Impact
The vulnerability resides in the Linux kernel’s mctp driver, specifically in its netlink interface. A crafted RTM_GETNEIGH request can elicit a kernel response whose pad bytes of the ndmsg structure are not initialized. This causes uninitialized kernel data to be copied to user space via the netlink reply, potentially revealing arbitrary kernel memory contents. The vulnerability is a form of information disclosure (CWE-824).
Affected Systems
All Linux kernel versions that contain the mctp driver before the commit that zero‑initialises the nlmsg responses are affected. No specific version numbers are listed in the advisory, so the flaw may exist in any kernel prior to those commits referenced.
Risk and Exploitability
No CVSS score is published and the EPSS score indicates a very low probability of exploitation (<1%). The vulnerability is not listed in the CISA KEV catalog.
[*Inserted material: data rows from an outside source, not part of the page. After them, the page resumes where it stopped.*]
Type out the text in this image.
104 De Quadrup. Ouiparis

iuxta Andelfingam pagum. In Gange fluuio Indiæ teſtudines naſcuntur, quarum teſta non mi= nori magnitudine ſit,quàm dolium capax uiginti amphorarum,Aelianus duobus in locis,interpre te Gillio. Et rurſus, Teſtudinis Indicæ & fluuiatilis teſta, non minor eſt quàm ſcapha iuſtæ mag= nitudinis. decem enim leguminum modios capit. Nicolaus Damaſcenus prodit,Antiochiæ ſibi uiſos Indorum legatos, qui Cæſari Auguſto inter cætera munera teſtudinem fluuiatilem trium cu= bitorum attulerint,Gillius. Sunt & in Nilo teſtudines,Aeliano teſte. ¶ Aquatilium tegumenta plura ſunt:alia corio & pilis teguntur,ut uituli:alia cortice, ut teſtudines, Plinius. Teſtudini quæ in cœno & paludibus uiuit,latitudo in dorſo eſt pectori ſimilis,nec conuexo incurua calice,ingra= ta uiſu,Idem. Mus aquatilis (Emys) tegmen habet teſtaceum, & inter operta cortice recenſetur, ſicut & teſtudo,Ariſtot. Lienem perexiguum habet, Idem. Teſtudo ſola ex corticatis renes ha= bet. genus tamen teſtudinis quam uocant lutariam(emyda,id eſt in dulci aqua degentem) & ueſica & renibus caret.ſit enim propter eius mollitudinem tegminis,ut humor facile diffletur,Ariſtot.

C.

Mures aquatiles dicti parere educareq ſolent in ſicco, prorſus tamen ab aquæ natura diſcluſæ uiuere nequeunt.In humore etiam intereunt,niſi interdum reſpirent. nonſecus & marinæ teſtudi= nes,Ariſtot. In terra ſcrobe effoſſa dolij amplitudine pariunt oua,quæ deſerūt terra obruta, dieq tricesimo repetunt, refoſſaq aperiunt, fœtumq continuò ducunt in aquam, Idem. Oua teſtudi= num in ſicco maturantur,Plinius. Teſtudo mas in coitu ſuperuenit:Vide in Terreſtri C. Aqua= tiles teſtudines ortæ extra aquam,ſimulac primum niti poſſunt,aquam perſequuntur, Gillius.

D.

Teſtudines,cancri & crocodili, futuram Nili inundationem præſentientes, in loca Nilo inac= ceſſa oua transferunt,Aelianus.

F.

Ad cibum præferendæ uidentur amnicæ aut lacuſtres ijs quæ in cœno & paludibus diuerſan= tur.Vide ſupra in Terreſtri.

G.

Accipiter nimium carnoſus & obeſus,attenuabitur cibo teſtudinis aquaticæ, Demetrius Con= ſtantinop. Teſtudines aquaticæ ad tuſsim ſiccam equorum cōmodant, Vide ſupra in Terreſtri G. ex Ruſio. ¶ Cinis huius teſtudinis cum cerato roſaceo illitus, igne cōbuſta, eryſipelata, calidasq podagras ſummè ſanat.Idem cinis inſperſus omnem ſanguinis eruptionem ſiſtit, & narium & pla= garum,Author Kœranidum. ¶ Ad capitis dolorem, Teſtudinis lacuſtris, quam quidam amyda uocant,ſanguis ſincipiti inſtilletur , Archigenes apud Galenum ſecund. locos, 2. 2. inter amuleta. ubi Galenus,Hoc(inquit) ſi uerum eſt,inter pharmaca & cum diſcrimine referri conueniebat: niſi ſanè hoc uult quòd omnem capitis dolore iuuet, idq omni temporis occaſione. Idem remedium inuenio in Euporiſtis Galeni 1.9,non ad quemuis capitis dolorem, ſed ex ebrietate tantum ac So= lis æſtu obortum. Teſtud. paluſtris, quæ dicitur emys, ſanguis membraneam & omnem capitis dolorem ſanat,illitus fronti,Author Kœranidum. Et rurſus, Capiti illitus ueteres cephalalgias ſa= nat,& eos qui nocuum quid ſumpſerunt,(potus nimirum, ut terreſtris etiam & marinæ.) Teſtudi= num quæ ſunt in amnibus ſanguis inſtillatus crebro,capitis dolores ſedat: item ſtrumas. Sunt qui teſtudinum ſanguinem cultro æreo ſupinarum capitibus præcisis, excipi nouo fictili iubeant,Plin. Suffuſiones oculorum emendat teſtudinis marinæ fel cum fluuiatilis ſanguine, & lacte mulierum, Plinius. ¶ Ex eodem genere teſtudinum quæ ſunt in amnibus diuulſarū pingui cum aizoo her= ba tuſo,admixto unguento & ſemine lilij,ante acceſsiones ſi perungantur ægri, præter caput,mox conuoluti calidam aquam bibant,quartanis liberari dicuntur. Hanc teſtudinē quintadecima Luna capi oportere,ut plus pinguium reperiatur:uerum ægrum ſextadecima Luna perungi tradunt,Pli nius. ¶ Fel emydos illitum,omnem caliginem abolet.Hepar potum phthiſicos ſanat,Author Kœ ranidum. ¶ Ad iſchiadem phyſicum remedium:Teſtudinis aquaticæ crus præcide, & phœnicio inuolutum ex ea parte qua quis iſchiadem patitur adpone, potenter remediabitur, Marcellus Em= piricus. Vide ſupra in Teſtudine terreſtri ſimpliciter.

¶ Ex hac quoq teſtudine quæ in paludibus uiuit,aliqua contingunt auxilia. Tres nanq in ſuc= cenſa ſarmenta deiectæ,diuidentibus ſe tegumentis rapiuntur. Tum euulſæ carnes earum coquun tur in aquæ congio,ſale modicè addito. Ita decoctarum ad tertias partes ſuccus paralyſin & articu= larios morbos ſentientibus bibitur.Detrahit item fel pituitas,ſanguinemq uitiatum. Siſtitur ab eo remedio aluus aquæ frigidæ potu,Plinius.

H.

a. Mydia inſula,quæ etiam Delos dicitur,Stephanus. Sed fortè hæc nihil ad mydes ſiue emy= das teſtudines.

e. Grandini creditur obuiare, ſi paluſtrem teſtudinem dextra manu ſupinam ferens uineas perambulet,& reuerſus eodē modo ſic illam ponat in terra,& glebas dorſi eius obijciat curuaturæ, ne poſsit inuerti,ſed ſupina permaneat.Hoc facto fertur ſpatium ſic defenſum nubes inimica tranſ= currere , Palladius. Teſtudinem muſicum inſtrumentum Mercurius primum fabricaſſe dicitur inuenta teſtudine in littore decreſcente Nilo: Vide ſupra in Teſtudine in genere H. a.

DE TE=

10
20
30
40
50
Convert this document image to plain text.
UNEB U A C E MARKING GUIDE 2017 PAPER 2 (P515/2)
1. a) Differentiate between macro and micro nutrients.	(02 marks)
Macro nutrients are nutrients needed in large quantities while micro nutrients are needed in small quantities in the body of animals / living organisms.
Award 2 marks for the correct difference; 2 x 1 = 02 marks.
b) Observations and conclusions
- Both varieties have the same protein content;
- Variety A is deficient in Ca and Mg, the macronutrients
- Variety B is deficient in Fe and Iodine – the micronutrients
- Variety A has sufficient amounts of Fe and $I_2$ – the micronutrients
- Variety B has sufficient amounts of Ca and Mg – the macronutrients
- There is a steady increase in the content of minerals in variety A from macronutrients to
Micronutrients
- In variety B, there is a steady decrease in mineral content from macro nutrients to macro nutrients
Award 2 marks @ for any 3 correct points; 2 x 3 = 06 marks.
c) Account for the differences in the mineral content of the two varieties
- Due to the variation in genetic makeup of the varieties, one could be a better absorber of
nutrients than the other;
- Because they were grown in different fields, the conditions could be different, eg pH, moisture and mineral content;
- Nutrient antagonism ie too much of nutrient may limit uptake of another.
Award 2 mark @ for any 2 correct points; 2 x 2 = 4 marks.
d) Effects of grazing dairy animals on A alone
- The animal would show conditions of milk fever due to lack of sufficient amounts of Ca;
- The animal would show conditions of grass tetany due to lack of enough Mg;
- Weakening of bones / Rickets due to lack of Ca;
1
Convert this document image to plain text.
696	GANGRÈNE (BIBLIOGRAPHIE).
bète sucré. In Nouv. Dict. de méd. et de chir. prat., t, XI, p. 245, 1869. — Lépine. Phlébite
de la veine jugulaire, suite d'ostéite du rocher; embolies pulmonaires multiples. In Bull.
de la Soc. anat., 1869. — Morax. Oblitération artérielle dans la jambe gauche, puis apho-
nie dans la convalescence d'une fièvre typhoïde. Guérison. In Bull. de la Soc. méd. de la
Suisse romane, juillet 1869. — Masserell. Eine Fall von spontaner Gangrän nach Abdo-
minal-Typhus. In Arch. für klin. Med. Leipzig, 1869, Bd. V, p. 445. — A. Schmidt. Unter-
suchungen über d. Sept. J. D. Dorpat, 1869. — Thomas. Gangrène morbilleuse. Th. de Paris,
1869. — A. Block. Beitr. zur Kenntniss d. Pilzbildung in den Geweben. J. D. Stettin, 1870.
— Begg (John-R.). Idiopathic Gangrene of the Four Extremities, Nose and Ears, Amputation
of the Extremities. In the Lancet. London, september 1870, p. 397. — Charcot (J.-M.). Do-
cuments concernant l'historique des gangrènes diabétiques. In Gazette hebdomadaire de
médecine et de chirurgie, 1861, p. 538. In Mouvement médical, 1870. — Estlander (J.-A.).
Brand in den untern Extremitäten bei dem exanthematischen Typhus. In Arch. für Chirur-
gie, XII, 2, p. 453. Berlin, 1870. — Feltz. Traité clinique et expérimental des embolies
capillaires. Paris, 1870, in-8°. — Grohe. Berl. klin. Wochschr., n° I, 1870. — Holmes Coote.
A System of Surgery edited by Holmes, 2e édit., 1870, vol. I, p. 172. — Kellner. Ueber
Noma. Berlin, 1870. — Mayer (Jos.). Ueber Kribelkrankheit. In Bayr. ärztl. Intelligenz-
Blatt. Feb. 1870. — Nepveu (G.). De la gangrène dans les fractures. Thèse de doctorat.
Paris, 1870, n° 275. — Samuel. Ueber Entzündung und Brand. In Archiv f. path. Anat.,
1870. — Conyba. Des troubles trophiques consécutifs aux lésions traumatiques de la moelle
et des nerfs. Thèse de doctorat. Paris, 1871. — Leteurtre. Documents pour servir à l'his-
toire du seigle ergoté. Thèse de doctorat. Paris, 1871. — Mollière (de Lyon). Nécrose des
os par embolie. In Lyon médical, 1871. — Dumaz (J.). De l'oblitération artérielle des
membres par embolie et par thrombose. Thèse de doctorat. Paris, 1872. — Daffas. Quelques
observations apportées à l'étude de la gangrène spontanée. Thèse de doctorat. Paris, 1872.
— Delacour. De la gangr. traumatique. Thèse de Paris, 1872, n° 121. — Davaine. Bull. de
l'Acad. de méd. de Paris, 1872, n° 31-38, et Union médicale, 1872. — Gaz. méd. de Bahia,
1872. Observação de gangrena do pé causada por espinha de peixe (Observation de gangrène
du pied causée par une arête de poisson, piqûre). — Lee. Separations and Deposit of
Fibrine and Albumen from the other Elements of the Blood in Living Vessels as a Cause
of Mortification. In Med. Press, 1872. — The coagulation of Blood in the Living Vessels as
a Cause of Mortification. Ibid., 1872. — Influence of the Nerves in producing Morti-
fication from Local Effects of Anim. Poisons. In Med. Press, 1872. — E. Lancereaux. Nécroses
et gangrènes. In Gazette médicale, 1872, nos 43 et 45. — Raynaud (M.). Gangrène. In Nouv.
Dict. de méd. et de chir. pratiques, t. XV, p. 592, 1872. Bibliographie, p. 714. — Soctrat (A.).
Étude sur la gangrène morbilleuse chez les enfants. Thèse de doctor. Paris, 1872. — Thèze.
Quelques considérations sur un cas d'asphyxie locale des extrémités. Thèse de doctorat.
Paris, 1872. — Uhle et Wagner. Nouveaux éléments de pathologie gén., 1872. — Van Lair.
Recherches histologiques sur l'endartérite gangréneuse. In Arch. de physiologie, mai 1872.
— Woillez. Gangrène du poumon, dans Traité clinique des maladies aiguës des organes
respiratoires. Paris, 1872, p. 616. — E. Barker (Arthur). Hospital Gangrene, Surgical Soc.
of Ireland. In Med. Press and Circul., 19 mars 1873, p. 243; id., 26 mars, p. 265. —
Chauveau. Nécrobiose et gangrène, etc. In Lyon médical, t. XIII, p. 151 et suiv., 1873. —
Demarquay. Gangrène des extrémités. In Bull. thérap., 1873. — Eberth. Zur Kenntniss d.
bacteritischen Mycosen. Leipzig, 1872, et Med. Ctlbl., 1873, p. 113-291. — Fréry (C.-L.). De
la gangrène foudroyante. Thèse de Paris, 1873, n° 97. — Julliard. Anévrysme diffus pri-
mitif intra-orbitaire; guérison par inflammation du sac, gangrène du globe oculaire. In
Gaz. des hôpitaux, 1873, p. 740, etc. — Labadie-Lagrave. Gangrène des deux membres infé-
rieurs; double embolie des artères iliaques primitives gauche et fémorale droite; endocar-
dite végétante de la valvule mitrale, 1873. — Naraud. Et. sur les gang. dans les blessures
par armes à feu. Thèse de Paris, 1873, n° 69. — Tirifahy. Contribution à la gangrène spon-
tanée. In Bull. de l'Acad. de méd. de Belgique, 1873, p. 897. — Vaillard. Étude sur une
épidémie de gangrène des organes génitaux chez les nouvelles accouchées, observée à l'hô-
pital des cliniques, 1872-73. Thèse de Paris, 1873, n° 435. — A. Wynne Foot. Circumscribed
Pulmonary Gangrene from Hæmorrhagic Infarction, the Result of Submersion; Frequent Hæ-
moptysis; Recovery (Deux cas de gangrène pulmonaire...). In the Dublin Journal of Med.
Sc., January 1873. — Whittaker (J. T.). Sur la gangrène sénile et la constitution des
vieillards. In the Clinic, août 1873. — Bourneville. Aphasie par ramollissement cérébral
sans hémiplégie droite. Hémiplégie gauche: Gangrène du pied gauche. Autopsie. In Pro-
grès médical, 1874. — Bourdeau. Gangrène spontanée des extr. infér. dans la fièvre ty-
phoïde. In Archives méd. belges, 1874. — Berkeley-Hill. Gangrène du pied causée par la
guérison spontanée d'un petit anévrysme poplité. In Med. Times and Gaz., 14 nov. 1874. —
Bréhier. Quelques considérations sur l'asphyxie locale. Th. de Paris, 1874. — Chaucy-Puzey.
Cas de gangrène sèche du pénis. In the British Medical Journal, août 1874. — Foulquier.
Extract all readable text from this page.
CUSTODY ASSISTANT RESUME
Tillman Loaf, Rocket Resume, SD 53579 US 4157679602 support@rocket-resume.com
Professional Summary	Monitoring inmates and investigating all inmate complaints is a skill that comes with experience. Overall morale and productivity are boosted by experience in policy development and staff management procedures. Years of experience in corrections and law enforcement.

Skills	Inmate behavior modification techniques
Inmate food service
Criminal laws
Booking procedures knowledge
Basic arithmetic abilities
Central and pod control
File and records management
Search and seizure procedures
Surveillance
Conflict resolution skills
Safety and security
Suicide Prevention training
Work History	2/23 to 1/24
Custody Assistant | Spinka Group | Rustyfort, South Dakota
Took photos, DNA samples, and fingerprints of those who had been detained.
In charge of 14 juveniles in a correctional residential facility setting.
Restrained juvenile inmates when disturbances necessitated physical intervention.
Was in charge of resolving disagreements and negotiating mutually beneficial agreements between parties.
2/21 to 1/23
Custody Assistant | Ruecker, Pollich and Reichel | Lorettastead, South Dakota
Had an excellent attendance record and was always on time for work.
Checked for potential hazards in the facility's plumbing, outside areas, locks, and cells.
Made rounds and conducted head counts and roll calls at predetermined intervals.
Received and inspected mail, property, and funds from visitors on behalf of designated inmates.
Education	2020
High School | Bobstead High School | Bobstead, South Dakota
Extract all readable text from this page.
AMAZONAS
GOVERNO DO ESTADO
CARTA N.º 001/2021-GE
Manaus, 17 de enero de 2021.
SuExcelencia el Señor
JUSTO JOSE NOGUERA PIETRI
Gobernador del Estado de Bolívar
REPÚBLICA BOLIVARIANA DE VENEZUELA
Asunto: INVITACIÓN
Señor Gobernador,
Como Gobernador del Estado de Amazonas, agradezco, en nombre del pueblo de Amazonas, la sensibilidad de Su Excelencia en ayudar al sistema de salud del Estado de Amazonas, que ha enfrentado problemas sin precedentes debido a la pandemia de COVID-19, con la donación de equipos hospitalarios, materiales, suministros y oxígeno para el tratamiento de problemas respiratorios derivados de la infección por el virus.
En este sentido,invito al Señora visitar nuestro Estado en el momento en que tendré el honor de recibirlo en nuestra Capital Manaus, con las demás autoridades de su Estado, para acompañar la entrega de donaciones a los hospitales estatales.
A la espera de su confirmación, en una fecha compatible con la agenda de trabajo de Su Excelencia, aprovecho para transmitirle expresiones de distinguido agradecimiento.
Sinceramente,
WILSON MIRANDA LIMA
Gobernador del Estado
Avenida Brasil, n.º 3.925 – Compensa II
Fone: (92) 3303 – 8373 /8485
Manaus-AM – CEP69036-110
The risk depends on an attacker’s ability to send a malicious RTM_GETNEIGH request and the presence of uninitialized data in the reply. Because the likelihood of exploitation is currently unknown and no exploit has been publicly disclosed, the overall risk is uncertain but the potential for confidential data leakage warrants timely remediation. It is inferred that elevated privileges may be required to generate the request, but this is not explicitly confirmed.